Бородин подошел к ним, представился и попросил одного парня зайти в тамбур и спросить у человека, который там стоит, который час.
– И больше ничего? – недоуменно спросил парень.
– Больше ничего.
Парень дурашливо ухмыльнулся, но пошел.
Было без десяти пять. Начинало смеркаться. С поправкой на прибавление дня за минувшие трое суток это было как раз то время, когда тип в дубленке вошел в тамбур и подколол Студенова.
Не прошло и полминуты, как парень с хохотом выскочил из тамбура.
– Ну и че? – спросил он у Бородина.
– Пока оба постойте тут, не уходите, – и подозвал Орехова, который выглядывал из дверей тамбура, а когда тот подошел, спросил, указывая на парней: – Который с тобой общался?
Оба парня, глядя на сыщиков, весело скалились, как перед фотоаппаратом.
– Ты понимаешь, только по цвету куртки могу его опознать, – сказал Орехов, растерянно глядя на парней. – И то только потому, что она белая…
– Прямо скажем, темновато в тамбуре без лампочки, – подытожил Бородин. – Погоди, надо ее ввернуть, – и, достав лампочку из кармана, направился в тамбур.
– Студенов, выходит, тоже не мог видеть лица Суслика? – размышлял Орехов, когда они уже шли к автобусной остановке. – Но тогда что получается? Наугад он, что ли, ткнул в Суслика пальцем?
– Зачем наугад? – возразил Бородин. – Как и таксист, поди сразу определил, который из троих сам просится, чтоб его опознали. Перед таксистом Суслик вон как дергался и рожу кривил, будто задницу ему скипидаром смазали, а те-то двое спокойно сидели. И там, в больнице, поди так же было?
– Ну, примерно так, – признался Орехов. – И что теперь у нас в активе? Только показания Режиковой и Брагиной?
– Не знаю…
– Чего ты не знаешь?
– Ехать или нет мне сегодня в Верхнюю Пышму? Хотел полистать уголовное дело Суслика. Думал, может, там что-нибудь выплывет.
– А если нет?
– Ну, тогда не знаю…
– А что там может выплыть?
– Не знаю…
– В общем, дела как сажа бела, – убито заключил Орехов.

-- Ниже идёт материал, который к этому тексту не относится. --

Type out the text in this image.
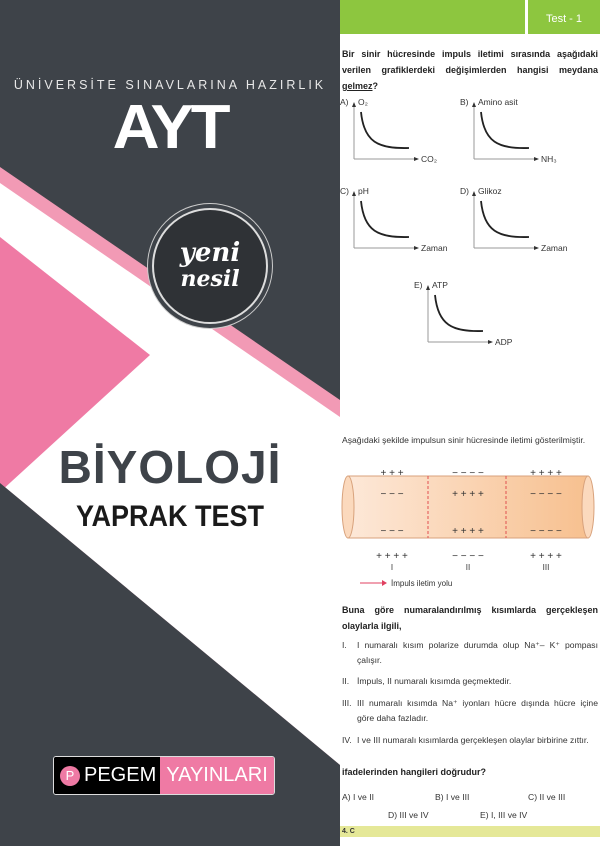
ÜNİVERSİTE SINAVLARINA HAZIRLIK
AYT
yeni
nesil
BİYOLOJİ
YAPRAK TEST
P PEGEM YAYINLARI
Test - 1
Bir sinir hücresinde impuls iletimi sırasında aşağıdaki verilen grafiklerdeki değişimlerden hangisi meydana gelmez?
A) O₂
CO₂
B) Amino asit
NH₃
C) pH
Zaman
D) Glikoz
Zaman
E) ATP
ADP
Aşağıdaki şekilde impulsun sinir hücresinde iletimi gösterilmiştir.
+ + +	− − − −	+ + + +
− − −	+ + + +	− − − −
− − −	+ + + +	− − − −
+ + + +	− − − −	+ + + +
I	II	III
İmpuls iletim yolu
Buna göre numaralandırılmış kısımlarda gerçekleşen olaylarla ilgili,
I.	I numaralı kısım polarize durumda olup Na⁺– K⁺ pompası çalışır.
II. İmpuls, II numaralı kısımda geçmektedir.
III. III numaralı kısımda Na⁺ iyonları hücre dışında hücre içine göre daha fazladır.
IV. I ve III numaralı kısımlarda gerçekleşen olaylar birbirine zıttır.
ifadelerinden hangileri doğrudur?
A) I ve II	B) I ve III	C) II ve III
D) III ve IV	E) I, III ve IV
4. C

В автобусе не разговаривали. Бородин смотрел в окно и о чем-то думал. То есть все о том же: ехать или не ехать. Не было у него уверенности, что это вконец запутанное дело удастся раскрыть. Но какие-то моменты остались не проработанными, и раз уж взялся, надо бы до конца все прояснить. Например, встретиться с Веркой. Вряд ли она много скажет, но поговорить с ней надо. И полистать дело. А уж тогда, если ничего не выплывет, можно и точку ставить.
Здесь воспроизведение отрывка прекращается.